TEMPO.CO, La Paz – Kongres Bolivia menyetujui pengesahan legislasi pada Sabtu, 23 November 2019, untuk membatalkan pemilu pada 20 Oktober 2019, yang memicu sengketa, dan mundurnya Presiden Evo Morales.
Ini artinya Bolivia akan menggelar pemilu ulang, yang kemungkinan tanpa diikuti bekas Presiden Evo Morales sebagai terobosan atas kekisruhan politik yang sedang terjadi di sana.
“Pengesahan legislasi itu terjadi seiring dengan pembukaan blokade jalan oleh demonstrasi anti-pemerintah, yang mendukung Morales,” begitu dilansir Reuters pada Sabtu, 23 November 2019.
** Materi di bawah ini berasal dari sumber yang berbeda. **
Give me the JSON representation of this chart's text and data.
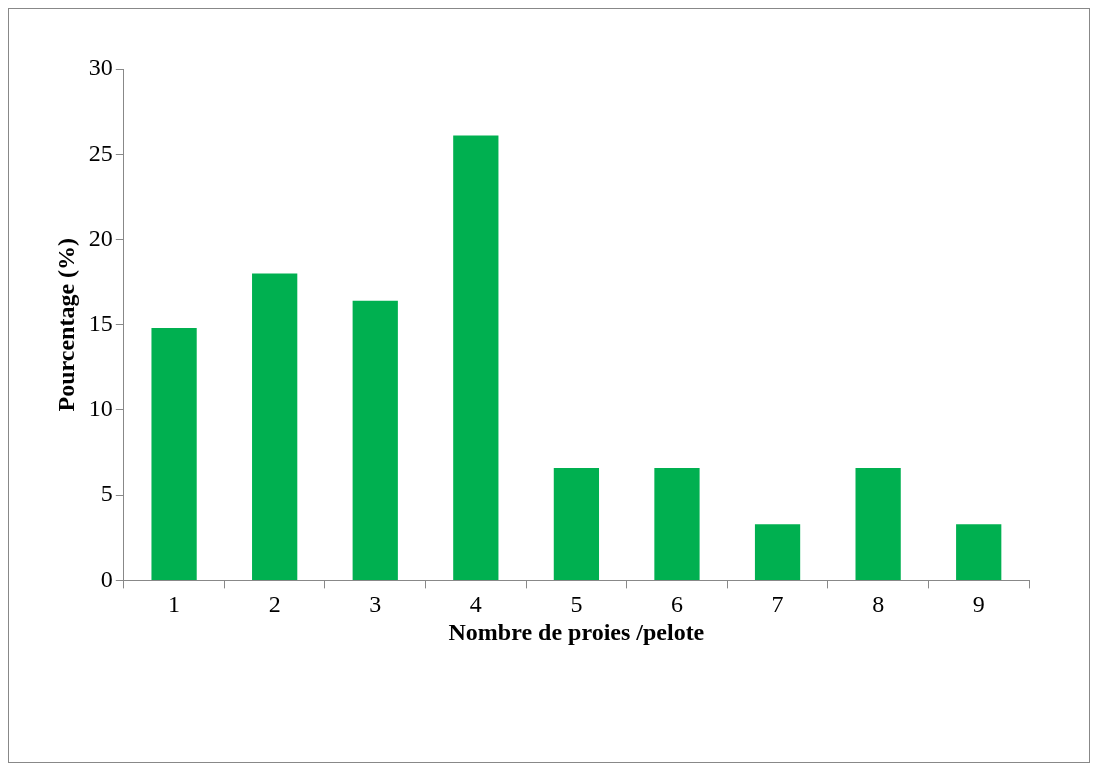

Masyarakat pendukung Morales, yang mayoritas berasal dari masyarakat keturunan India berkulit hitam, telah mengadakan pembicaraan dengan pemerintahan pimpinan Presiden interim, Jeanine Anez, setelah terjadi kerusuhan selama dua pekan terakhir.
Terobosan di Kongres ini terjadi di tengah krisis politik dan saling tuduh antara kubu pemerintahan interim dan massa pendukung Morales mengenai pihak pemicu tindak kekerasan.
Sekitar 30 orang tewas dalam bentrokan antara demonstran dan tentara. Kelompok HAM menuding tentara Bolivia menembaki massa damai dengan peluru tajam.
Morales, yang merupakan tokoh ikonik sosialis di Amerika Latin, telah memerintah selama 14 tahun atau tiga periode. Dia mengundurkan diri dari posisi Presiden pada 10 November 2019 setelah ditekan militer dan polisi agar mundur.
Morales menyebut keputusan mundur ini sebagai akibat dari kudeta dan memilih bersembunyi ke Mexico, yang memberinya suaka politik.
Partai Gerakan Sosialis Bolivia atau MAS, yang mendukung Morales dan menguasai mayoritas kursi di parlemen, mengatakan akan mencari kandidat pengganti untuk maju pada pemilu ulang.
Kongres juga bersepakat menunjuk Komisi Pemilu baru, yang akan ditugasi menetapkan jadwal pemilu.
Legislasi yang baru disepakati juga menyatakan larangan kepada kandidat yang telah menjalani masa kepresidenan selama dua periode. Ini sekaligus menghalangi Morales agar tidak bisa maju lagi.
Anez, yang merupakan senator dari oposisi dan menjadi Presiden interim, dijadwalkan menandatangani legislasi itu pada Ahad ini.
Namun, publik masih belum puas dengan pemerintahan interim Anez. Sejumlah pemimpin masyarakat mendesak Anez segera mencabut undang-undang yang memberi militer kekuasaan berlebih untuk menggunakan kekerasan dalam menjaga ketertiban.
Mereka juga mendesak pemerintah interim tidak menggunakan kekuasaan sementara untuk mempersekusi para tokoh kritis, yang telah mengritik pemerintah pasca kisruh politik terjadi.
Anez sendiri menolak meneken undang-undang yang diusulkan MAS agar melindungi bekas Presiden Evo Morales dari gugatan hukum.
Sebuah video yang dilaporkan menteri dalam negeri menunjukkan seorang lelaki sedang berbicara lewat ponsel dengan seseorang yang memiliki suara seperti Evo Morales. Lelaki itu disebut mengarahkan demonstrasi antipemerintah interim.